Well, do you mean that my career might have had an influence on that? Even the mere fact that the number of female oud players in Iran is growing, needs a survey to confirm. I know a couple of younger female oud players who came to me and said ‘we are inspired by your music and your oud playing’ but I don’t know how many of them are really drawn by me. If you ask my mother she would say that it was Negar who made the oud popular among women in Iran … but talking seriously, we shouldn’t forget that Mansour Nariman, the so-called Father of the Oud in modern Iran, was teaching for years in The Girls’ branch of the Conservatory, educating a number of oud players there; while things went quite differently at the Boys’ branch.

Rachel: were there any female oud players before?

The ones I knew then (and still can remember) from the older generation, were not soloists; only playing the oud in ensembles, at least in public. Most of them took up the oud as a second instrument, probably when studying at the Conservatory. Later, when the oud was given the chance to be taken as the main instrument at the conservatory, others appeared too. There was one in my own generation that I saw at her final performance at the Conservatory around the time that I was starting oud, her name is Rokhsareh Rostami. She is active, playing in concerts but not as a soloist as far as I know. Then younger female oud players joined the scene, of course.

Rachel: the international oud world is dominated by male players.

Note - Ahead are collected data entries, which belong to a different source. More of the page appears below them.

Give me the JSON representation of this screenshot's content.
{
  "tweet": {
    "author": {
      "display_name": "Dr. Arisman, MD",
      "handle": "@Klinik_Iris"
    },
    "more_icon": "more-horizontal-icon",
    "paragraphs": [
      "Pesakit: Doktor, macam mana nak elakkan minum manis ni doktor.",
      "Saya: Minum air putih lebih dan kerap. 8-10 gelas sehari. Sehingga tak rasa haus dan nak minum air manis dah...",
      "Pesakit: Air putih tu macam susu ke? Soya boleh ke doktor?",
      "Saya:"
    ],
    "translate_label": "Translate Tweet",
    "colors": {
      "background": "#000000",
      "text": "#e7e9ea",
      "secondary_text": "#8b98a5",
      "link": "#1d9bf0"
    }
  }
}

Well, what world is NOT dominated by males? [laughter] It seems that the proportion of female to male oud players in Iran is higher than elsewhere in the region. But one can also argue that the number of women, in proportion to men, playing music or learning it is growing, in any instrument. I heard a while ago, that the Boys’ branch of the conservatory does not have many applicants, while we have too many at the Girls’ branch. But it also depends where you look. Women are allowed to train, and many do it, just as many as men, or even more. But often they are not allowed to work. It’s the same in all areas – women can study in 90% of fields but when it comes to getting a job, they’re not fully accepted.

Rachel: The oud was presumably not played widely in Tehran at the time when you started. Was there resistance to its use in Persian music?

The oud was almost accepted but there was still a kind of debate going on. So if I was in the corridor at the university or on the street people would notice my instrument and ask what I was playing. When I said it was the oud they would say ‘ah so you play Arabic music’.

Rachel: but as you have said, the oud doesn’t belong to one place and one musical culture only.